You should add other TokenPatterns to the array for the other kinds of token supported in YCPL.  The TokenType enumeration defines the kinds of tokens.

Regular expressions in Java

Regular expressions in Java are more or less the same as the regular expression we have discussed in class.  There are a few differences you need to be aware of, however.

The definitive reference on Java regular expressions is the API documentation for the java.util.Pattern class.

No epsilon.  There is no explicit epsilon symbol (indicating a zero-length string) in Java regular expressions.  Instead, you can use an empty alternative with the disjunction ("|") operator.  For example, the Java regular expression

(|abc)

matches the empty string or the string abc.  Another possibility is to use the ? suffix operator, which matches zero or one occurrences of a regular expression.  For example, the following Java regular expression is equivalent to the one above:

(abc)?

Metacharacters must be quoted.  One thing you will note is that some of the characters that are legal in YCPL tokens are treated as operators (not literal symbols) in a regular expression.  For example, we want plus ("+") to be a legal character in an identifier, but we also want it to be available as the "one or more" repetition operator.

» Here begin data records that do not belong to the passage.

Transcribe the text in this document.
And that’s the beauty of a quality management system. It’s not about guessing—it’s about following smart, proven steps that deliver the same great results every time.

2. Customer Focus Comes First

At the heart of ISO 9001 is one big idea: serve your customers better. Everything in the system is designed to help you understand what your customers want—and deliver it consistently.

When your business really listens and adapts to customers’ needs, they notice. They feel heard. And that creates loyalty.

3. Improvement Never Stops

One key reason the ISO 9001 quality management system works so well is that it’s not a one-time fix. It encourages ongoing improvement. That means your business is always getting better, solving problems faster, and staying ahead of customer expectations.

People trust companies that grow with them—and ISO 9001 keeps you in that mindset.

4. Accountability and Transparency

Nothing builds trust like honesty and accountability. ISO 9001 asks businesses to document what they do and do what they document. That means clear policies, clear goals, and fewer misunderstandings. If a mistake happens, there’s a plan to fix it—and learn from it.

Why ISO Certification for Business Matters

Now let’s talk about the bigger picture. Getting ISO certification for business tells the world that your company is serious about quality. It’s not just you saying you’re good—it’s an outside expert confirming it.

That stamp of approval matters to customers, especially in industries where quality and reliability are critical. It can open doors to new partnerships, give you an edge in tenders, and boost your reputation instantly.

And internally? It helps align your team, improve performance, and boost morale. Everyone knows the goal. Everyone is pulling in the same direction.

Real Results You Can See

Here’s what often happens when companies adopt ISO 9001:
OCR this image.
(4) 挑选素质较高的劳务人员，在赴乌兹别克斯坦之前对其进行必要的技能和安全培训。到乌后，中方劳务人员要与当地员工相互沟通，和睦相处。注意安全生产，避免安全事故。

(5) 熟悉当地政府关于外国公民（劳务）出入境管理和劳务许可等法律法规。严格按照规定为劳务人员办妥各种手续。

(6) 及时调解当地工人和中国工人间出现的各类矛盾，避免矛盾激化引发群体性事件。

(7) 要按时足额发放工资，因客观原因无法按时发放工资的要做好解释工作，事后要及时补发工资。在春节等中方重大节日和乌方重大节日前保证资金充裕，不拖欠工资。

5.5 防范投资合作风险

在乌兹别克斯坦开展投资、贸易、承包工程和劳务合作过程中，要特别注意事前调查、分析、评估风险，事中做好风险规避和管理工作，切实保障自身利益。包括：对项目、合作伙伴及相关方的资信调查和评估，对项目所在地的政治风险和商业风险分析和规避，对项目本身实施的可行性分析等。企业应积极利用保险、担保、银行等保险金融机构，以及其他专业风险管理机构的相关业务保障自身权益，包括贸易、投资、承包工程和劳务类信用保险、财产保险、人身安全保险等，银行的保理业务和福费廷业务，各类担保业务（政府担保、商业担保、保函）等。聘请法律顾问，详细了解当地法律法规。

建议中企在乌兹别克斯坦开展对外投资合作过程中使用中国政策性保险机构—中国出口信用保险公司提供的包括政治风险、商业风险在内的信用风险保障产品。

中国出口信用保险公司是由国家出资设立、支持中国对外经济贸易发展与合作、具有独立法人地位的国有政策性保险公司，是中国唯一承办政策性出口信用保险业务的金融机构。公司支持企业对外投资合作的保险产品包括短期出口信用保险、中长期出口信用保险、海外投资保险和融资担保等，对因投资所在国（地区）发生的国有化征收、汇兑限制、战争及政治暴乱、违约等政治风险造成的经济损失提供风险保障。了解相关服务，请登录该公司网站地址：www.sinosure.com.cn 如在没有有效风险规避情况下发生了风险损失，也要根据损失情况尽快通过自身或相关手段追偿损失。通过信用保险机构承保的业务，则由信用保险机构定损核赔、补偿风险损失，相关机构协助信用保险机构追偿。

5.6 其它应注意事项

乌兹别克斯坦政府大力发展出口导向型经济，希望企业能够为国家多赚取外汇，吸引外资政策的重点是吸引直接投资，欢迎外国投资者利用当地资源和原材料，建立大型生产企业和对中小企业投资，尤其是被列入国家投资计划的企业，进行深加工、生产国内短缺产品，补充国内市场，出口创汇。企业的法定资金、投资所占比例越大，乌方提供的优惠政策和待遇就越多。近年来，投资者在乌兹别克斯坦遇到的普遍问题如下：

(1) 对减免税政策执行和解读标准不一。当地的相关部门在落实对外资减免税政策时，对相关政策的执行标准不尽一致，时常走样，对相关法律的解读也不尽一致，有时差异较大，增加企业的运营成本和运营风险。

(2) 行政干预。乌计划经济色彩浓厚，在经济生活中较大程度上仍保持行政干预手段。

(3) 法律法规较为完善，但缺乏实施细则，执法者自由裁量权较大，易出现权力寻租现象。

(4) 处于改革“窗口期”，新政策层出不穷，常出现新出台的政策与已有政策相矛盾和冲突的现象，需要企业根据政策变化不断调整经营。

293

If you want a regular expression to match a character that would otherwise be a metacharacter (operator or other special character), it needs to be preceeded by a backslash ("\").  The backslash serves to "quote" the metacharacter so it is matched literally.

The following metacharacters must be quoted by preceeding them with a backslash:

+ * ? ( ) { }

Important note: in a Java string literal, you need to use two backslashes to generate a single "real" backslash.  For example, the following Java string constant is a regular expression pattern matching a single literal plus ("+") character:

"\\+"

Character ranges.  You can match a range of characters by using a character class.  For example, the following Java regular expression matches any upper-case letter:

[A-Z]
Character ranges are useful for matching letters and digits.

For a complete example of a Java regular expression (encoded in a Java string constant), see the definition of the constant called ID_CHAR_PATTERN in LexerImpl.java.  This string constant specifies a regular expression that matches any character that may be used in a YCPL identifier.

Testing

In the junit folder of the ycpl project, expand the edu.ycp.cs340.ycpl package.  Right click on LexerTest.java, and choose Run As->JUnit Test.  This runs a series of unit tests which try using your parser implementation to parse character strings containing YCPL tokens.

You are done when all tests pass.

Submitting

When you are done:

Export your project to a zip file.  In Eclipse, right-click on the project ycpl in the Package Explorer, and choose Export...->Archive File.  Enter the name/path of the zip file you want to save your project in.  Click Finish.

Upload your saved zip file to the Marmoset server as Project 2.